Por Paula Rothman, de INFO Online
• quarta, 29 de junho de 2011
Andreas Heddergott / Technische Universitaet Muenchen
O pesquisador Philip Mittendorfer e o robô Bioloid Robot, com 31 sensores distribuídos pelo corpo.

São Paulo – Pesquisadores criam uma pele artificial capaz de dotar robôs da habilidade do tato, criando máquinas que sentem calor, vibrações, pressão e força.
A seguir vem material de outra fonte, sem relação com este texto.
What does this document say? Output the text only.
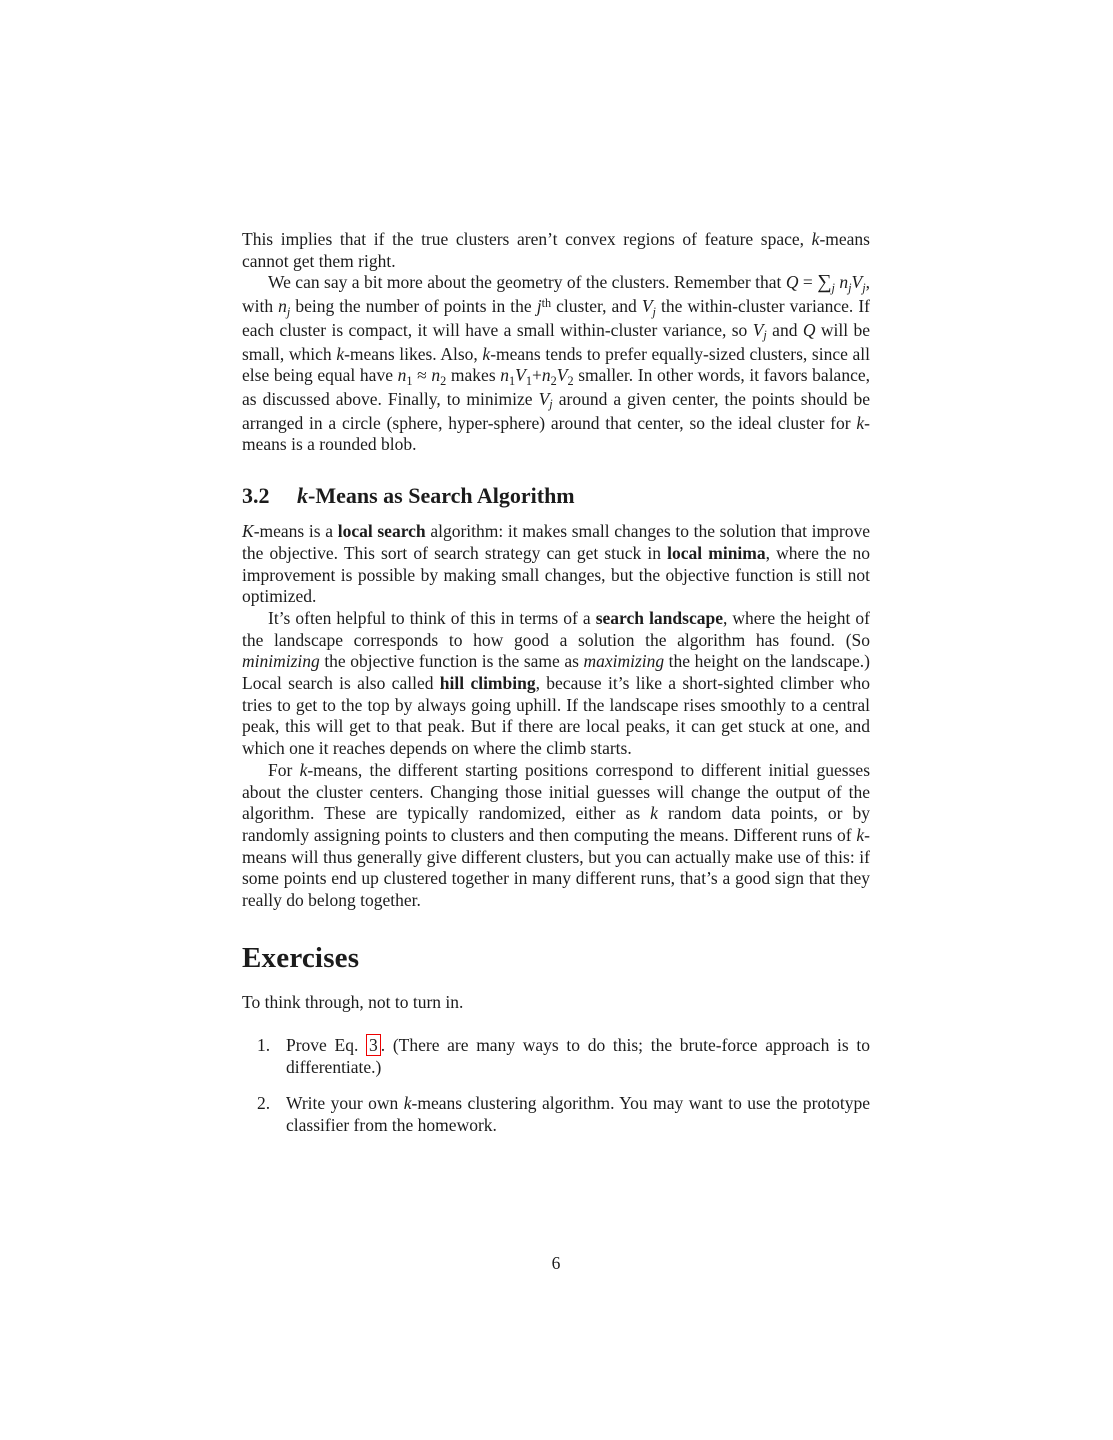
This implies that if the true clusters aren’t convex regions of feature space, k-means cannot get them right.

We can say a bit more about the geometry of the clusters. Remember that Q = ∑j njVj, with nj being the number of points in the $j^{th}$ cluster, and Vj the within-cluster variance. If each cluster is compact, it will have a small within-cluster variance, so Vj and Q will be small, which k-means likes. Also, k-means tends to prefer equally-sized clusters, since all else being equal have n1 ≈ n2 makes n1V1+n2V2 smaller. In other words, it favors balance, as discussed above. Finally, to minimize Vj around a given center, the points should be arranged in a circle (sphere, hyper-sphere) around that center, so the ideal cluster for k-means is a rounded blob.

3.2 k-Means as Search Algorithm

K-means is a local search algorithm: it makes small changes to the solution that improve the objective. This sort of search strategy can get stuck in local minima, where the no improvement is possible by making small changes, but the objective function is still not optimized.

It’s often helpful to think of this in terms of a search landscape, where the height of the landscape corresponds to how good a solution the algorithm has found. (So minimizing the objective function is the same as maximizing the height on the landscape.) Local search is also called hill climbing, because it’s like a short-sighted climber who tries to get to the top by always going uphill. If the landscape rises smoothly to a central peak, this will get to that peak. But if there are local peaks, it can get stuck at one, and which one it reaches depends on where the climb starts.

For k-means, the different starting positions correspond to different initial guesses about the cluster centers. Changing those initial guesses will change the output of the algorithm. These are typically randomized, either as k random data points, or by randomly assigning points to clusters and then computing the means. Different runs of k-means will thus generally give different clusters, but you can actually make use of this: if some points end up clustered together in many different runs, that’s a good sign that they really do belong together.

Exercises

To think through, not to turn in.

1. Prove Eq. 3 . (There are many ways to do this; the brute-force approach is to differentiate.)
2. Write your own k-means clustering algorithm. You may want to use the prototype classifier from the homework.
6
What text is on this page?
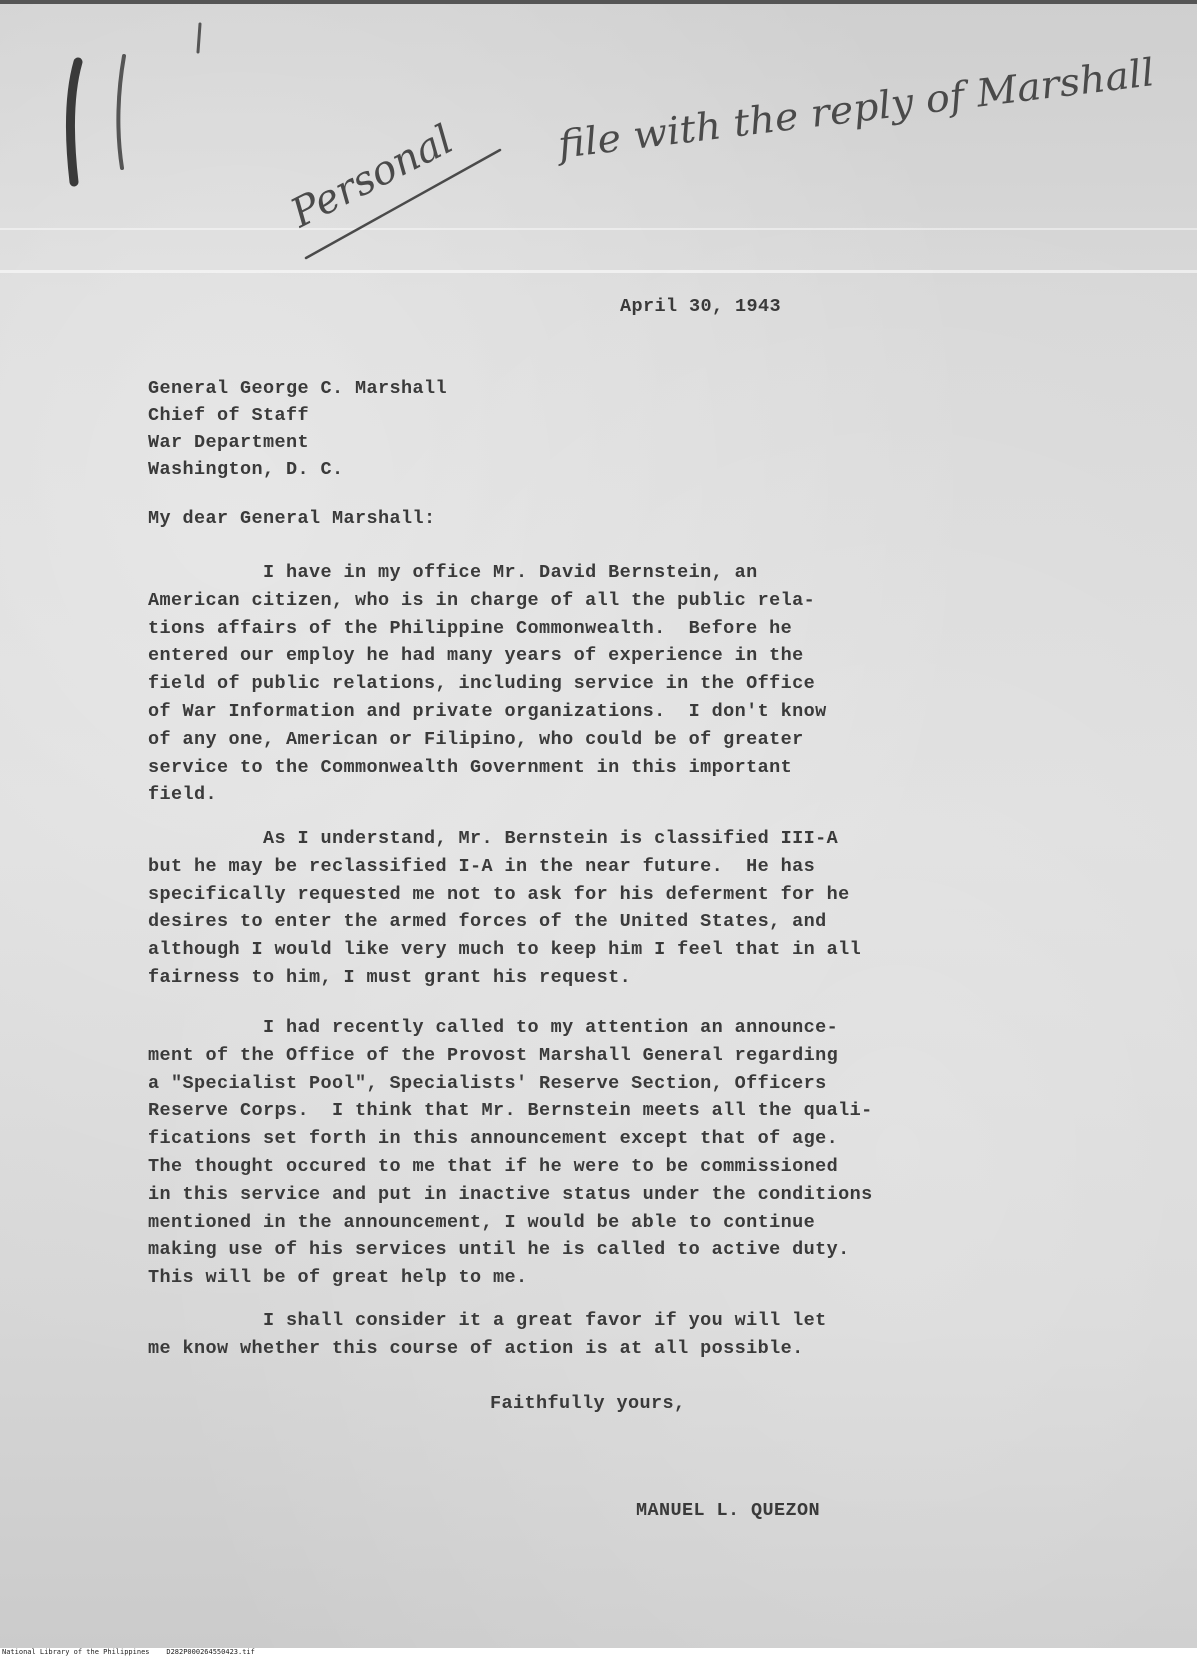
Personal
file with the reply of Marshall

April 30, 1943

General George C. Marshall

Chief of Staff

War Department

Washington, D. C.

My dear General Marshall:

I have in my office Mr. David Bernstein, an
American citizen, who is in charge of all the public rela-
tions affairs of the Philippine Commonwealth.  Before he
entered our employ he had many years of experience in the
field of public relations, including service in the Office
of War Information and private organizations.  I don't know
of any one, American or Filipino, who could be of greater
service to the Commonwealth Government in this important
field.
As I understand, Mr. Bernstein is classified III-A
but he may be reclassified I-A in the near future.  He has
specifically requested me not to ask for his deferment for he
desires to enter the armed forces of the United States, and
although I would like very much to keep him I feel that in all
fairness to him, I must grant his request.
I had recently called to my attention an announce-
ment of the Office of the Provost Marshall General regarding
a "Specialist Pool", Specialists' Reserve Section, Officers
Reserve Corps.  I think that Mr. Bernstein meets all the quali-
fications set forth in this announcement except that of age.
The thought occured to me that if he were to be commissioned
in this service and put in inactive status under the conditions
mentioned in the announcement, I would be able to continue
making use of his services until he is called to active duty.
This will be of great help to me.
I shall consider it a great favor if you will let
me know whether this course of action is at all possible.

Faithfully yours,

MANUEL L. QUEZON

National Library of the Philippines    D282P000264550423.tif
As máquinas sensíveis ao toque já estão sendo testadas na Technical University Munich; elas funcionam com pequenos sensores hexagonais de 5cm2 que são ligados uns aos outros, como em uma colmeia.

Cada placa contém quatro sensores que detectam qualquer objeto mais próximo do que 1cm, seis sensores de temperatura e um acelerômetro. Unidas, elas formam uma pele sensível que ajudará robôs a se locomover melhor no ambiente e a ter melhor auto-percepção dos seus corpos.

A pele humana não serve apenas para sentir calor, pressão ou vibrações, ela também serve como “Limite” entre nosso corpo e o ambiente. A pretensão dos pesquisadores é que a pele robótica tenha essas mesmas funções: dê a ele informações capazes de ajudar em sua locomoção.

O tato é essencial para a convivência próxima de máquinas e humanos – imagine um robô que sente quando pisa no pé de alguém e interrompe o passo?  Aliada a câmeras e sensores infravermelhos, a pele artificial apoiará tosas as decisões motoras da máquina: ela poderia se retrair espontaneamente ao sentir o toque em alguém, ou se virar para buscar a fonte de contato.